There are many such stories of unexpected data reuse; these are a few examples. The last, exemplified in the Old Weather project, is seeing the original data being reused for at least the third time and in doing so is helping both climatologist and family historians through a single piece of transcription work. An impressive result.
For an audience such as this, I shouldn’t have to explain why data reuse is important. But just in case, and to explain why some things have happened the way they have, I’ll describe some of the drivers.
Ensuring that all research data is discoverable and reusable increases the quality of the research that we do. It can add to the data we collect ourselves and can improve the statistical rigour of our results. Exposing data to scrutiny makes it more straightforward to validate or challenge the findings of others.

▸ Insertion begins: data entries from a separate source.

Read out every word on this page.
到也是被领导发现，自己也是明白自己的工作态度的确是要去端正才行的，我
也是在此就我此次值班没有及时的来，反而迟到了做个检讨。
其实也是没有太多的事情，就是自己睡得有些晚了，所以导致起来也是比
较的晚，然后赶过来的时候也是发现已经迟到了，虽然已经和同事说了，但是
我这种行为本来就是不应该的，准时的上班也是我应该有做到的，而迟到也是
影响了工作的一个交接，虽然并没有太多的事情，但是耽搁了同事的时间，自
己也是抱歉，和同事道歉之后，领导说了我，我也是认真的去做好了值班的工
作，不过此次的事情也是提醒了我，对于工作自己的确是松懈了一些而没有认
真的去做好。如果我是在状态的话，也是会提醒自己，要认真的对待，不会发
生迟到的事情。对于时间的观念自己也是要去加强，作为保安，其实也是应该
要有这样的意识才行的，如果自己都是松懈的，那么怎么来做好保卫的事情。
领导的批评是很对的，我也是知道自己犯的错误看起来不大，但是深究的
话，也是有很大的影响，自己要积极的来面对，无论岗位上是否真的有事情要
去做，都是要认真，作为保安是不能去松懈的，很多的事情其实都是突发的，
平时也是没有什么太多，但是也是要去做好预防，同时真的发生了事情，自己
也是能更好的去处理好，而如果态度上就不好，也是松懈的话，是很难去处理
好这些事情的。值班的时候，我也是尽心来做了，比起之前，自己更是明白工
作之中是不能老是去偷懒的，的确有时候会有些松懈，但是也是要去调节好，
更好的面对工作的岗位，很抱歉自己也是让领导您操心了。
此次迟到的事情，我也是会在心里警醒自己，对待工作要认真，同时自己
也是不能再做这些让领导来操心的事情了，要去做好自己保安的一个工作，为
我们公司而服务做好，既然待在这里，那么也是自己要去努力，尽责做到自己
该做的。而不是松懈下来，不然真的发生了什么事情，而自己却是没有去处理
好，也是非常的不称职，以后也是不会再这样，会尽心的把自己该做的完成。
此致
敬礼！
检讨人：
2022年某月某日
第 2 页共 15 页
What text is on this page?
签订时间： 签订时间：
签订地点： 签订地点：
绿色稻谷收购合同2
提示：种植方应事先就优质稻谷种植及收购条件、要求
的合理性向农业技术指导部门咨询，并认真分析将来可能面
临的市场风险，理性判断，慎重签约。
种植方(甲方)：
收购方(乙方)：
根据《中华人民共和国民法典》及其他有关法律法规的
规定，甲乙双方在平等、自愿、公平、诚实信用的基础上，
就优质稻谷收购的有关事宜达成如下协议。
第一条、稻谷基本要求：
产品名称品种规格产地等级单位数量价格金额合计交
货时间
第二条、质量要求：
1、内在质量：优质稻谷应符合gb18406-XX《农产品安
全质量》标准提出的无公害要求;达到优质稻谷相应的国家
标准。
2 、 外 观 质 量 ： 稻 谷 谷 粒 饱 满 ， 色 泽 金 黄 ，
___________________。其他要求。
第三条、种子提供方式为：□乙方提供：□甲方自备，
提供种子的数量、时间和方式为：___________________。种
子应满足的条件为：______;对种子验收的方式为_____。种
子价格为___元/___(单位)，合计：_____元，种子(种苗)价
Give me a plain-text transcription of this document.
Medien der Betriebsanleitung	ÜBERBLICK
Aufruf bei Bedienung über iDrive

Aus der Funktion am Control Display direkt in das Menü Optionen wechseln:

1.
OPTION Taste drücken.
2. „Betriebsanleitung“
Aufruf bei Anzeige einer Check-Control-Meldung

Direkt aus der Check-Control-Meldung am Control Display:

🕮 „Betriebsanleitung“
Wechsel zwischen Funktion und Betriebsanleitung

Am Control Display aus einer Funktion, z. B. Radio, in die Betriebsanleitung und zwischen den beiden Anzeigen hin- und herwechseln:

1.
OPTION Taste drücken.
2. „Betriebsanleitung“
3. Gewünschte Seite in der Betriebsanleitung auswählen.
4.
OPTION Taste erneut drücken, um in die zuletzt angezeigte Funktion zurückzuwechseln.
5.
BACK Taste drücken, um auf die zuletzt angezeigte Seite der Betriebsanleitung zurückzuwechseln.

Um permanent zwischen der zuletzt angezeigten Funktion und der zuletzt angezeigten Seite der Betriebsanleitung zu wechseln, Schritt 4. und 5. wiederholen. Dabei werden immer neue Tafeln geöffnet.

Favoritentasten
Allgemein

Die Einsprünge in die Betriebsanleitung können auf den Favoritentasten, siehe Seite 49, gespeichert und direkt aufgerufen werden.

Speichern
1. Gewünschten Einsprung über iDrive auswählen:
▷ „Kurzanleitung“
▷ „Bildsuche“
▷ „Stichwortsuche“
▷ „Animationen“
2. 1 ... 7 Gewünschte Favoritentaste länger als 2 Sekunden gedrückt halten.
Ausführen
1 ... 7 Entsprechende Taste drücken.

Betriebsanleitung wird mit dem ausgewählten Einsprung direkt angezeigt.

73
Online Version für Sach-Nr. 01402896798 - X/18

Making data available also improves the speed with which we can do research. If someone else has already gathered the data we need (perhaps for a different end use), we can move directly to the analysis stage of our work, saving both time and money.
And saving money increases the efficiency of research. We hope that the money saved lets us do more research, but even if it doesn’t society as a whole will gain. There’s evidence behind this that I’ll come to later, but it is an effective counter to those in some universities who feel that increasing funder requirements for data management simply leads to additional costs with no gain. There is a gain in all these areas, and hence every one of the actors – researchers, their employers, their funders, and society, should be motivated to make this happen.
An interesting trend to emerge is who is addressing RDM within the unis.
The library is leading in most cases and is involved regardless of who’s championing the cause.
Research offices are often the lead partner – seemingly for strategic reasons of senior buy-in and financial commitment.
IT are only leading in 2 out of the 20 cases and are disengaged / absent in a few others.
2014-07-10
Yet some researchers still aren’t convinced by the rhetoric. Carly Strasser at CDL has listed some of the reasons for not sharing data that she’s encountered – and here are some of my one-line responses. I’m not saying that the concerns aren’t sincere or reasonable but they can all be dealt with and some are positively misguided. The purpose of data centres, for instance, is to make data independently reusable (as stated in the OAIS standard) which relieves researchers of the burden of dealing with questions about it, at the same time as increasing the likelihood that their data will be cited.
Did I mention that making data available increases citations? This is a win all round. If you don’t believe me, here are three studies from three different areas that all show robust, positive correlations. The effect size varies with discipline, but we have enough evidence now that anyone who says that their area is different needs to come up with evidence to show why.